Setup - run this first¶
The chapter snippets use small placeholder variables such as df, X, and y. This setup cell creates a compact welding inspection table so the Python examples have data to use.
In [ ]:
import pandas as pd
# Small example dataset used by the chapter snippets.
df = pd.DataFrame({
'voltage': [22.1, 19.5, 24.3, 23.9, 20.1, 21.8, 22.5, 24.8, 23.0, 20.7],
'travel_speed': [4.8, 5.5, 4.1, 4.0, 5.2, 4.9, 4.7, 3.9, 4.3, 5.1],
'heat_input': [1.15, 0.92, 1.35, 1.42, 0.98, 1.10, 1.18, 1.48, 1.30, 1.02],
'mean_pixel': [82.4, 61.7, 91.2, 96.5, 70.5, 79.2, 84.1, 98.0, 88.3, 73.4],
'std_pixel': [11.2, 18.5, 13.4, 21.0, 15.8, 12.0, 10.9, 22.5, 14.1, 16.2],
'defect_area': [0.0, 3.0, 0.0, 11.0, 1.0, 0.0, 0.5, 14.0, 4.2, 0.0],
'tensile_strength_mpa': [512, 455, 530, 438, 470, 505, 498, 420, 462, 500],
'is_defective': [0, 1, 0, 1, 1, 0, 1, 1, 1, 0],
'defect_class': ['no_defect', 'porosity', 'no_defect', 'crack', 'porosity',
'no_defect', 'porosity', 'crack', 'porosity', 'no_defect'],
})
df
Regression vs. Classification¶
tensile_strength_mpa = 485.2
inspection_result = 'fail'
When to Use Regression¶
In [ ]:
target = 'defect_length_mm'
When to Use Classification¶
In [ ]:
target = 'defect_class'
Linear Regression¶
predicted_strength = intercept + slope * weld_length_mm
predicted_strength = intercept
+ weight_1 * voltage
+ weight_2 * travel_speed
+ weight_3 * heat_input
In [ ]:
from sklearn.linear_model import LinearRegression
X = df[['voltage', 'travel_speed', 'heat_input']]

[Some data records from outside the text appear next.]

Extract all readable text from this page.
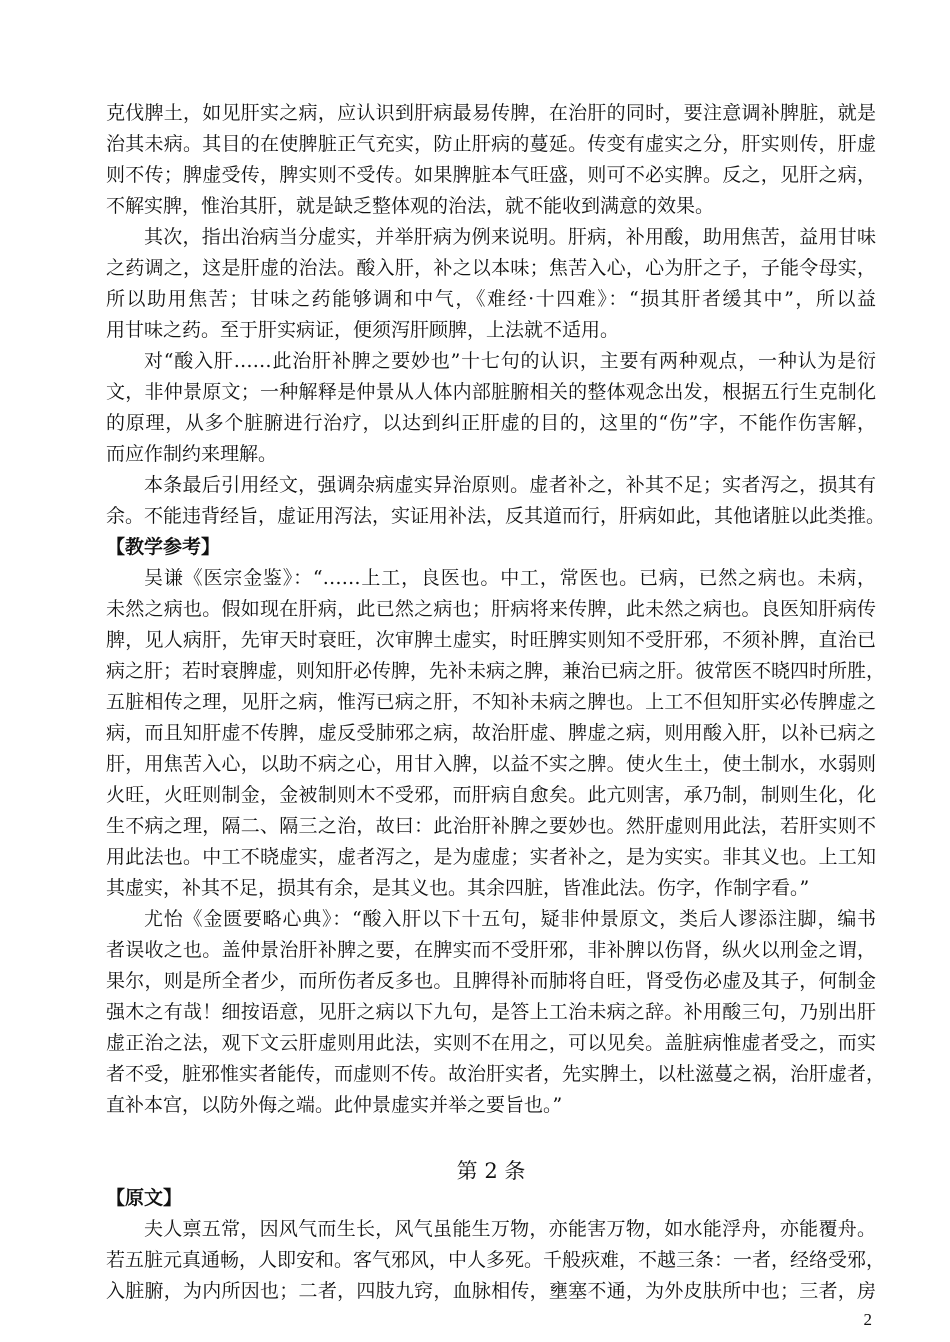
克伐脾土，如见肝实之病，应认识到肝病最易传脾，在治肝的同时，要注意调补脾脏，就是
治其未病。其目的在使脾脏正气充实，防止肝病的蔓延。传变有虚实之分，肝实则传，肝虚
则不传；脾虚受传，脾实则不受传。如果脾脏本气旺盛，则可不必实脾。反之，见肝之病，
不解实脾，惟治其肝，就是缺乏整体观的治法，就不能收到满意的效果。
其次，指出治病当分虚实，并举肝病为例来说明。肝病，补用酸，助用焦苦，益用甘味
之药调之，这是肝虚的治法。酸入肝，补之以本味；焦苦入心，心为肝之子，子能令母实，
所以助用焦苦；甘味之药能够调和中气，《难经·十四难》：“损其肝者缓其中”，所以益
用甘味之药。至于肝实病证，便须泻肝顾脾，上法就不适用。
对“酸入肝……此治肝补脾之要妙也”十七句的认识，主要有两种观点，一种认为是衍
文，非仲景原文；一种解释是仲景从人体内部脏腑相关的整体观念出发，根据五行生克制化
的原理，从多个脏腑进行治疗，以达到纠正肝虚的目的，这里的“伤”字，不能作伤害解，
而应作制约来理解。
本条最后引用经文，强调杂病虚实异治原则。虚者补之，补其不足；实者泻之，损其有
余。不能违背经旨，虚证用泻法，实证用补法，反其道而行，肝病如此，其他诸脏以此类推。
【教学参考】
吴谦《医宗金鉴》：“……上工，良医也。中工，常医也。已病，已然之病也。未病，
未然之病也。假如现在肝病，此已然之病也；肝病将来传脾，此未然之病也。良医知肝病传
脾，见人病肝，先审天时衰旺，次审脾土虚实，时旺脾实则知不受肝邪，不须补脾，直治已
病之肝；若时衰脾虚，则知肝必传脾，先补未病之脾，兼治已病之肝。彼常医不晓四时所胜，
五脏相传之理，见肝之病，惟泻已病之肝，不知补未病之脾也。上工不但知肝实必传脾虚之
病，而且知肝虚不传脾，虚反受肺邪之病，故治肝虚、脾虚之病，则用酸入肝，以补已病之
肝，用焦苦入心，以助不病之心，用甘入脾，以益不实之脾。使火生土，使土制水，水弱则
火旺，火旺则制金，金被制则木不受邪，而肝病自愈矣。此亢则害，承乃制，制则生化，化
生不病之理，隔二、隔三之治，故曰：此治肝补脾之要妙也。然肝虚则用此法，若肝实则不
用此法也。中工不晓虚实，虚者泻之，是为虚虚；实者补之，是为实实。非其义也。上工知
其虚实，补其不足，损其有余，是其义也。其余四脏，皆准此法。伤字，作制字看。”
尤怡《金匮要略心典》：“酸入肝以下十五句，疑非仲景原文，类后人谬添注脚，编书
者误收之也。盖仲景治肝补脾之要，在脾实而不受肝邪，非补脾以伤肾，纵火以刑金之谓，
果尔，则是所全者少，而所伤者反多也。且脾得补而肺将自旺，肾受伤必虚及其子，何制金
强木之有哉！细按语意，见肝之病以下九句，是答上工治未病之辞。补用酸三句，乃别出肝
虚正治之法，观下文云肝虚则用此法，实则不在用之，可以见矣。盖脏病惟虚者受之，而实
者不受，脏邪惟实者能传，而虚则不传。故治肝实者，先实脾土，以杜滋蔓之祸，治肝虚者，
直补本宫，以防外侮之端。此仲景虚实并举之要旨也。”
第 2 条
【原文】
夫人禀五常，因风气而生长，风气虽能生万物，亦能害万物，如水能浮舟，亦能覆舟。
若五脏元真通畅，人即安和。客气邪风，中人多死。千般疢难，不越三条：一者，经络受邪，
入脏腑，为内所因也；二者，四肢九窍，血脉相传，壅塞不通，为外皮肤所中也；三者，房
2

y = df['tensile_strength_mpa']
model = LinearRegression()
model.fit(X, y)
predictions = model.predict(X)
Logistic Regression¶
probability_of_defect = sigmoid(score)
if probability_of_defect >= 0.5:
predict 'defective'
else:
predict 'not_defective'
In [ ]:
from sklearn.linear_model import LogisticRegression
X = df[['mean_pixel', 'std_pixel', 'defect_area']]
y = df['is_defective']
model = LogisticRegression()
model.fit(X, y)
predicted_classes = model.predict(X)
predicted_probabilities = model.predict_proba(X)
Decision Trees¶
Is mean_pixel < 70?
yes -> Is defect_area > 12?
yes -> predict 'defective'
no -> predict 'not_defective'
no -> predict 'not_defective'
In [ ]:
from sklearn.tree import DecisionTreeClassifier
X = df[['mean_pixel', 'std_pixel', 'defect_area']]
y = df['defect_class']
model = DecisionTreeClassifier(max_depth=3, random_state=42)
model.fit(X, y)
predictions = model.predict(X)
Random Forest¶
tree_1 predicts 'porosity'
tree_2 predicts 'crack'
tree_3 predicts 'porosity'
forest prediction = 'porosity'
In [ ]:
from sklearn.ensemble import RandomForestClassifier
X = df[['mean_pixel', 'std_pixel', 'defect_area']]
y = df['defect_class']
model = RandomForestClassifier(
n_estimators=100,
random_state=42,
)
model.fit(X, y)
predictions = model.predict(X)
Support Vector Machines¶
In [ ]:
from sklearn.pipeline import make_pipeline
from sklearn.preprocessing import StandardScaler
from sklearn.svm import SVC
X = df[['mean_pixel', 'std_pixel', 'defect_area']]
y = df['is_defective']
model = make_pipeline(
StandardScaler(),
SVC(kernel='rbf')
)
model.fit(X, y)
predictions = model.predict(X)
Naive Bayes¶
"visible crack near edge"
In [ ]:
from sklearn.naive_bayes import GaussianNB
X = df[['mean_pixel', 'std_pixel', 'defect_area']]
y = df['defect_class']
model = GaussianNB()
model.fit(X, y)
predictions = model.predict(X)
Neural Networks¶
voltage, travel_speed, heat_input -> hidden layers -> defect probability
weld image -> image filters -> learned features -> defect class
In [ ]:
from sklearn.neural_network import MLPClassifier
from sklearn.pipeline import make_pipeline
from sklearn.preprocessing import StandardScaler
X = df[['mean_pixel', 'std_pixel', 'defect_area']]
y = df['defect_class']
model = make_pipeline(
StandardScaler(),
MLPClassifier(hidden_layer_sizes=(32, 16), random_state=42)
)
model.fit(X, y)
predictions = model.predict(X)
Gradient Boosting¶
model_1 makes initial predictions
model_2 learns from model_1's errors
model_3 learns from remaining errors
final prediction combines all models
In [ ]:
from sklearn.ensemble import GradientBoostingClassifier
X = df[['mean_pixel', 'std_pixel', 'defect_area']]
y = df['defect_class']
model = GradientBoostingClassifier(random_state=42)
model.fit(X, y)
predictions = model.predict(X)
Clustering¶
cluster 0 -> stable process measurements
cluster 1 -> unusually high heat input
cluster 2 -> low brightness images
In [ ]:
from sklearn.cluster import KMeans
from sklearn.pipeline import make_pipeline
from sklearn.preprocessing import StandardScaler
X = df[['voltage', 'travel_speed', 'mean_pixel']]
model = make_pipeline(
StandardScaler(),
KMeans(n_clusters=3, random_state=42)
)
cluster_ids = model.fit_predict(X)
df['cluster_id'] = cluster_ids